As General Assembly begins, Youngkin asks for bipartisanship while Democrats remain skeptical of his tax proposals
Governor Glenn Youngkin delivered his State of the Commonwealth speech Wednesday afternoon. The annual speech highlighted the Republican governor’s hopes for the 2024 legislative session which started yesterday.
Youngkin offered both good and bad news about Virginia as he enters his third year in office.
One of his long running complaints? The number of people leaving the state every year. “3 out of 4 people leaving Virginia make $100,000 dollars or more. And the taxes they pay, are leaving with them,” the governor griped, suggesting it would impact the state's bottom line.
Among the good news for the governor – his effort to address covid-era learning loss. He said his All In program, which funneled millions into school systems, led to the success of one Gloucester County student named Chloe.
“In September, Chloe scored in the 2nd percentile in math," Youngkin said of the young student who was also in attendance Wednesday night. "In November, she scored in the 50th percentile. And in December, she scored in the 80th percentile.”
He also praised $20 billion he’s proposed for school funding in the next biennial budget.
On the crime front, he pushed back on any efforts to rein in guns and instead said the legislature should spend time increasing criminal penalties.

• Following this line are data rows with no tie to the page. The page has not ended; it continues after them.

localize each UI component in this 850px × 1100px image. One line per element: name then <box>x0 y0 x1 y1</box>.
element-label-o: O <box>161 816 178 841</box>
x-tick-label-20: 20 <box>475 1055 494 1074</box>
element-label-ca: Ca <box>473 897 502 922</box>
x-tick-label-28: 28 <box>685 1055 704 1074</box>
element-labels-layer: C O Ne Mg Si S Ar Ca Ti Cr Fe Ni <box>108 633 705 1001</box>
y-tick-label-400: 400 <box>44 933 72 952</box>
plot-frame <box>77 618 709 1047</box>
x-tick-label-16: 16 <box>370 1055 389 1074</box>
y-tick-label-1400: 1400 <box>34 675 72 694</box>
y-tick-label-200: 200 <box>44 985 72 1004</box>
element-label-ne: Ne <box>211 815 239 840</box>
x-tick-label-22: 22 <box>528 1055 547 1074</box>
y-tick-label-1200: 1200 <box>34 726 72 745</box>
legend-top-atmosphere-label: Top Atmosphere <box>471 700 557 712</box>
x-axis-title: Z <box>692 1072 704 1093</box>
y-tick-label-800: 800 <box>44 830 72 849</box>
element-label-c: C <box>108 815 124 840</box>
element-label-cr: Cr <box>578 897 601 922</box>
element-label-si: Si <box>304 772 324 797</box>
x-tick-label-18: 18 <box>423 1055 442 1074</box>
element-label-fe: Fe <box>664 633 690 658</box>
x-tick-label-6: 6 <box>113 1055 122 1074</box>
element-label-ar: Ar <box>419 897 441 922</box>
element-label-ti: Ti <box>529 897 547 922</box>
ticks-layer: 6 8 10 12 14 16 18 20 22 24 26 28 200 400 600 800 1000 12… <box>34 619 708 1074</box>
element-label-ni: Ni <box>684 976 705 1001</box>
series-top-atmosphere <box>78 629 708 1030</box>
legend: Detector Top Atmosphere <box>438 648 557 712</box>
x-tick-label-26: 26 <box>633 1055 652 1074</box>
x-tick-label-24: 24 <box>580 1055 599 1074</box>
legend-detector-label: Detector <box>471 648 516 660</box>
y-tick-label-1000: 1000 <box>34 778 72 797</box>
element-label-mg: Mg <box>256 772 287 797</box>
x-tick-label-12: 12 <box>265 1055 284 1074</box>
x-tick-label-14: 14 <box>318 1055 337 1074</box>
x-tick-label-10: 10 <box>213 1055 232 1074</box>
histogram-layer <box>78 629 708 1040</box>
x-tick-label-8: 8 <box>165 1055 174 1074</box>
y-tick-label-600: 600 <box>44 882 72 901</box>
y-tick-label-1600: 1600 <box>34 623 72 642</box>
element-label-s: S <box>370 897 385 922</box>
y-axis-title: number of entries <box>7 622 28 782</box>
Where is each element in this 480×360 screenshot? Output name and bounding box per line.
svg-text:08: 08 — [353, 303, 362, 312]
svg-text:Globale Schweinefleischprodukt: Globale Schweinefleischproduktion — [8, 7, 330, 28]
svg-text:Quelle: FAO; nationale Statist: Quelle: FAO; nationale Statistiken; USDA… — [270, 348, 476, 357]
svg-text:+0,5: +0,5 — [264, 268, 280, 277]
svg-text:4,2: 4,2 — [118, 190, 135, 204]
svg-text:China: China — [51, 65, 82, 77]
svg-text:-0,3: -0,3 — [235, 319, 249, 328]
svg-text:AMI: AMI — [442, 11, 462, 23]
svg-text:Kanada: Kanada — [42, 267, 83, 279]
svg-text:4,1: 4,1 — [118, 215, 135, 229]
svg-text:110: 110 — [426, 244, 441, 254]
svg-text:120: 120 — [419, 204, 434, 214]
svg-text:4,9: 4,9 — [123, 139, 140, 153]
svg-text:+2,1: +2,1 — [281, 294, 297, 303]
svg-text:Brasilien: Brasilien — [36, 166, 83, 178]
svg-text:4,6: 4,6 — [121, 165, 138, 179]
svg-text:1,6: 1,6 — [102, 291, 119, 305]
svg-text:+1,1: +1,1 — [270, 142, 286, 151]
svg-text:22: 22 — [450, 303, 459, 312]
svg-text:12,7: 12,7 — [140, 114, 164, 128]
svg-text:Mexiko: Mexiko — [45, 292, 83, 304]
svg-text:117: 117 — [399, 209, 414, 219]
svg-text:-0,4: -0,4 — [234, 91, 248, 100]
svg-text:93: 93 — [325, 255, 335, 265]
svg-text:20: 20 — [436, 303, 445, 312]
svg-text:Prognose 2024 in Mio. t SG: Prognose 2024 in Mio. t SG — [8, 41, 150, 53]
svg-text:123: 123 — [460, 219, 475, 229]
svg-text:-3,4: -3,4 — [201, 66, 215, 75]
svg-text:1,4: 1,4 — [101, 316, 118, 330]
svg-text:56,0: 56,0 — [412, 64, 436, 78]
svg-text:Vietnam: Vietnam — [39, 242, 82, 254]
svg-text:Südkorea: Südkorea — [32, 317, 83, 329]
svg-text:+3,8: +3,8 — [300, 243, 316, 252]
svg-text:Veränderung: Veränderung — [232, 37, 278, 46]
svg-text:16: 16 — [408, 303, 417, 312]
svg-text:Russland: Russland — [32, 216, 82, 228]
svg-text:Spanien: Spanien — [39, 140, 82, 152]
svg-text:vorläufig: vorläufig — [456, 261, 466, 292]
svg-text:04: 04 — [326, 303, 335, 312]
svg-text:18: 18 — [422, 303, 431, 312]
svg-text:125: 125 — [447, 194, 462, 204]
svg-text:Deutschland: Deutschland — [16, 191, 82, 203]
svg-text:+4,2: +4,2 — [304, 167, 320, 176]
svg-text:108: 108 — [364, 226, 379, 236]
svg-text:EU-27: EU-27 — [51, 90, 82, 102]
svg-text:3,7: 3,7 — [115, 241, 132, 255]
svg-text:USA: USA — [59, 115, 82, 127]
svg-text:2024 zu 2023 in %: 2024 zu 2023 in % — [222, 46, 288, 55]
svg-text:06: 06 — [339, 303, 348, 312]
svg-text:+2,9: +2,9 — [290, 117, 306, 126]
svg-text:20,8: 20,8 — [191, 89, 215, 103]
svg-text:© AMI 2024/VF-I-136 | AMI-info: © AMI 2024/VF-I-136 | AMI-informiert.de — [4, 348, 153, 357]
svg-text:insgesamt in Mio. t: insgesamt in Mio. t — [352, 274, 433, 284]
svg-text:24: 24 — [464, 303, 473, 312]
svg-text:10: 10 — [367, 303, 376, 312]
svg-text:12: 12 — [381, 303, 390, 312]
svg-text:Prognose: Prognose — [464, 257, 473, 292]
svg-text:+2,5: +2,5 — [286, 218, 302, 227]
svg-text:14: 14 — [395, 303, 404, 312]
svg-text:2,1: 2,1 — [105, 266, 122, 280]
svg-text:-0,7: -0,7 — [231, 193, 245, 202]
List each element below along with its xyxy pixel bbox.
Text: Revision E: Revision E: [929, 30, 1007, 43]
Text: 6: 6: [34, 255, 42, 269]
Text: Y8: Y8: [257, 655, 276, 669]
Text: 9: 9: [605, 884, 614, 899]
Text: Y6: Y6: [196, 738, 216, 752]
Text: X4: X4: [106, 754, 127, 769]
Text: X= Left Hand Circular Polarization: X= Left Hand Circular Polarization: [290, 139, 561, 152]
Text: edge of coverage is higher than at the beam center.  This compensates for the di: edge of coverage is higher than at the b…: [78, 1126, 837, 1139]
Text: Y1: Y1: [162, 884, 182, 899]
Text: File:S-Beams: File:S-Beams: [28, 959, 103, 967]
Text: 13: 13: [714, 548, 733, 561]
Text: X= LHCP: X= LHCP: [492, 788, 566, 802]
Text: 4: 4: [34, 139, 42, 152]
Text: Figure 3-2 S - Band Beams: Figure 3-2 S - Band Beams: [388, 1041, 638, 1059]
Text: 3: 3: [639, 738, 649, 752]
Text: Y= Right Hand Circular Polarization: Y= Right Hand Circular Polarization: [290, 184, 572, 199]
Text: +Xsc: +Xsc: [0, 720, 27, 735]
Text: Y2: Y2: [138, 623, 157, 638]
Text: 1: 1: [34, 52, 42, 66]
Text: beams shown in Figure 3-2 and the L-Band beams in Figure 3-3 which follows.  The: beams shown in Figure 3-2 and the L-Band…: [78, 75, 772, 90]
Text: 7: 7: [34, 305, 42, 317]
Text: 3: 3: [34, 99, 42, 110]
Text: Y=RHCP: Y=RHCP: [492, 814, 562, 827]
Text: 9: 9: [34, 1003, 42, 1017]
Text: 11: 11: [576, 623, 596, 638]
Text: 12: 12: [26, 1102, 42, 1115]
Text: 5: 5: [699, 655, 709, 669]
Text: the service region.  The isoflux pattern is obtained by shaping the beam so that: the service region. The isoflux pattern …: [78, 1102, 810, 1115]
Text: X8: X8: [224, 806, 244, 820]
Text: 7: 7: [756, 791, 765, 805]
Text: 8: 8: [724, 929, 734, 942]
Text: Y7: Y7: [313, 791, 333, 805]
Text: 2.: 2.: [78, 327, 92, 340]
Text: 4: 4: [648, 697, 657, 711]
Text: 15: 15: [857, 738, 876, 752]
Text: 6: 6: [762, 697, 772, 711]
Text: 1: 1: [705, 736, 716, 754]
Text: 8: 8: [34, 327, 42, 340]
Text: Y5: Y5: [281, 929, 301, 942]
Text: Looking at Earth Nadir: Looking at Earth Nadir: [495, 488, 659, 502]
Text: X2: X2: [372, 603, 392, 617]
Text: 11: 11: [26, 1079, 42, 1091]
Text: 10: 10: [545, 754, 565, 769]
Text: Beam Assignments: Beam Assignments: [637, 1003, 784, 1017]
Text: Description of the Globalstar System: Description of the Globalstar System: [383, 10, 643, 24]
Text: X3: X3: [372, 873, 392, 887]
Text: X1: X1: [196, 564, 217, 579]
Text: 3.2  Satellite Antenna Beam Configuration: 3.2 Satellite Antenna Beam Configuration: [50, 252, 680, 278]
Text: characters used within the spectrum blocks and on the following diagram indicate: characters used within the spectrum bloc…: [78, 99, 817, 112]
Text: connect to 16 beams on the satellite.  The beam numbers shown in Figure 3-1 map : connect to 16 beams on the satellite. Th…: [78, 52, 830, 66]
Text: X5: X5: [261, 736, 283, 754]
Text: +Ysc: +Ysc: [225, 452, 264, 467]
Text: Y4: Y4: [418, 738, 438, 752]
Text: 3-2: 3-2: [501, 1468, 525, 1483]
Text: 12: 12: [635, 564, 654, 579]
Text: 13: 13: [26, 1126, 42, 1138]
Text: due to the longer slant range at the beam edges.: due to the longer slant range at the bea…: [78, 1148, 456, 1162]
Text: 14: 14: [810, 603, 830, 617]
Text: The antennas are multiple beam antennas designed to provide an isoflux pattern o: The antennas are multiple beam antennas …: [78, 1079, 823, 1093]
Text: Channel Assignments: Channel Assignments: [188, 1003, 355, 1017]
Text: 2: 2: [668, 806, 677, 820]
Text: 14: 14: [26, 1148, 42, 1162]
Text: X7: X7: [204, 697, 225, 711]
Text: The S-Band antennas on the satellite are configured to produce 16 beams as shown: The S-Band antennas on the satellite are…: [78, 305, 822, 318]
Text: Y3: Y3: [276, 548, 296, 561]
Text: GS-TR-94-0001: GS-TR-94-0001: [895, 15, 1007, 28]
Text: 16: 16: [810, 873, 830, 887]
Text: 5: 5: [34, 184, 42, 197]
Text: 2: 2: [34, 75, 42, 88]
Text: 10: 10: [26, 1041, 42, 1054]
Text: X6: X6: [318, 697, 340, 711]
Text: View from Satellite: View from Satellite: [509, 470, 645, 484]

“We should also know that Virginia’s gun laws are already among the toughest in the nation," Youngkin said. "Therefore, I’m asking you: allow us to hold accountable those criminals that commit crimes with guns by lengthening and making more severe the penalties in order to keep them off the streets.”
Youngkin again pitched his plan for a new arena in Northern Virginia. He said the Alexandria-based project would bring both an NBA and NHL team to Virginia, along with $12 billion in economic activity and 30,000 new jobs.
"I am committed to working together to deliver this win for the Commonwealth. It would be a huge win, not just for the Commonwealth, but for the region and the city of Alexandria as well."
Youngkin also said the project presented no upfront cost to the state.
Democrats acknowledge conciliatory tone but remain skeptical
Democrats in the House and Senate say they are pleased to hear the governor starting out the General Assembly session with a conciliatory tone, talking about some issues that resonate with Democrats like behavioral health and child care and education.
"I also heard a tone of cooperation," House Speaker Don Scott noted. "You know, he talked about an education initiative, and he shouted out Democrats that helped him get it done in the House and in the Senate. So, I thought he was being a little conciliatory trying to make sure that there are some things we can work on."
Some Democrats are critical of the governor for repeatedly calling for an end to the car tax even though he did not include that in his budget proposal.
"I'm surprised that he keeps mentioning eliminating the car tax," Senator Adam Ebbin said. "He's had two years to think of a way to do that, and he hasn't come up with anything and he's challenging us to improvise in 60 days on how to replace billions of dollars in local revenue for education, and I wish that he'd been more of a leader and come up with a plan."
The House and Senate will be in session for 60 days, and the session seems to be starting out with the tone of both sides at least saying that they want to work together.